AVC’s Adaptive Response

In order for AVC to effectively address systemic constraints in firms at the management/structure level, the project first identified these informal norms of strong loyalty networks and rigid social hierarchy and then developed a strategy to work within these norms to effectively build trust with the firms, while also pursuing interventions to push firms to see the value in breaking down some of these norms/common practices. Through strategic relationships with key lead firms, AVC aims to facilitate new innovations that will break down some of these norms and then crowd in other firms after initial successes.

  • AVC is working with lead firms to improve their ability to develop long term business strategies and to improve internal governance. By increasing internal transparency, the lead firms can emerge as critical control points for transparency and merit-based relationships within the actors in the value chain.
  • AVC is working to improve communication and collaboration between market actors by facilitating a number of peer learning groups and stakeholder engagement events that directly engage market actors and encourage them to share their experiences, successes and challenges with their fellow competitors. Through these initiatives, AVC is facilitating collaborative responses to shared challenges to increase the bargaining power of peer market actors and create a forum to identify opportunities to address joint challenges or take advantage of new opportunities.
  • AVC is facilitating the emergence of an entrepreneurial ecosystem through a Peer to Peer SME/trader acceleration network, which promotes knowledge sharing to help SMEs identify sources of technical support, funding and growth opportunities.
  • AVC partnered lead firms with private sector marketing firms, to promote outsourcing of marketing strategies to firms that specialize in targeted marketing campaigns. AVC’s expectation is that by buying down the initial risk and investment of firms to seek out competitive marketing firms, they will see the increased return on investment from sales and brand recognition among targeted consumers. This is part of a larger effort to increase the role of specialized service markets for agriculture including building networks of service providers for spraying, land prep, harvest, post-harvest and transport as well as business development services that include marketing, finance, ICT and research.
  • AVC further built the marketing capacity of lead firms by supporting them in launching a series of promotional events that incorporate farmer learning and training elements to support more targeted marketing and build linkages between the agribusinesses and their end customers. These events are helping the firms to understand the impact that farmer engagement and farmer education can have on their brand recognition and sales.
  • AVC is supporting lead firms to create formalized vertical relationships with their supply/distribution channels through preferred supplier or preferred distributor networks. AVC is building the capacity of the lead firms to establish relationships with their suppliers and distributors that are based on trust and brand loyalty and helping the firms see the value in investing in control and compliance mechanisms to monitor their distributors.
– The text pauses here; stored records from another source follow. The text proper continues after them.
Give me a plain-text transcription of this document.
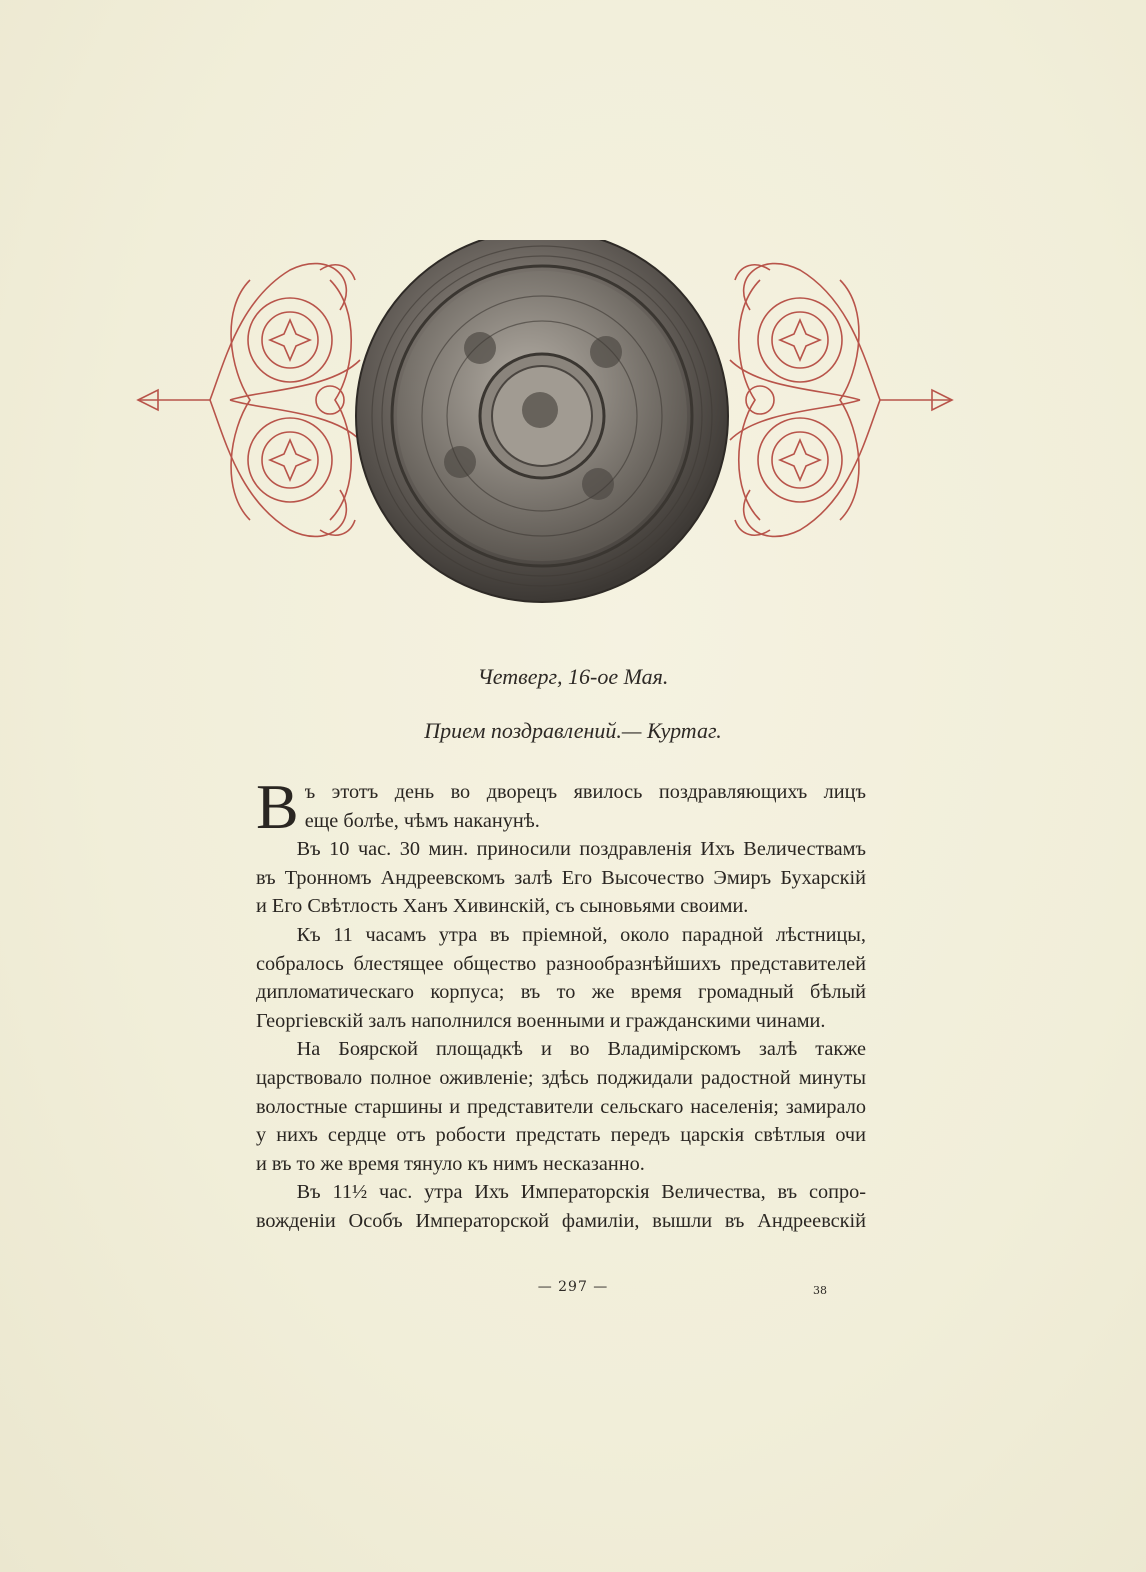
Четверг, 16-ое Мая.
Прием поздравлений.— Куртаг.

Въ этотъ день во дворецъ явилось поздравляющихъ лицъ

еще болѣе, чѣмъ наканунѣ.

Въ 10 час. 30 мин. приносили поздравленія Ихъ Величествамъ

въ Тронномъ Андреевскомъ залѣ Его Высочество Эмиръ Бухарскій

и Его Свѣтлость Ханъ Хивинскій, съ сыновьями своими.

Къ 11 часамъ утра въ пріемной, около парадной лѣстницы,

собралось блестящее общество разнообразнѣйшихъ представителей

дипломатическаго корпуса; въ то же время громадный бѣлый

Георгіевскій залъ наполнился военными и гражданскими чинами.

На Боярской площадкѣ и во Владимірскомъ залѣ также

царствовало полное оживленіе; здѣсь поджидали радостной минуты

волостные старшины и представители сельскаго населенія; замирало

у нихъ сердце отъ робости предстать передъ царскія свѣтлыя очи

и въ то же время тянуло къ нимъ несказанно.

Въ 11½ час. утра Ихъ Императорскія Величества, въ сопро-

вожденіи Особъ Императорской фамиліи, вышли въ Андреевскій

— 297 —	38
To begin shifting these long-standing informal norms, development activities must first create disruptions in the system and then adapt strategically as the initiatives see success in changing existing biases. It is important to identify lead firms that are ready to grow within an inclusive system by allowing firms to self-select to participate in initiatives that spur innovation, build trust and transparency within the market, and expand commercial networks. By aligning multiple efforts and initiatives against these rooted norms, projects can begin to chip away at norms and biases to reduce constraints to inclusivity in the market system.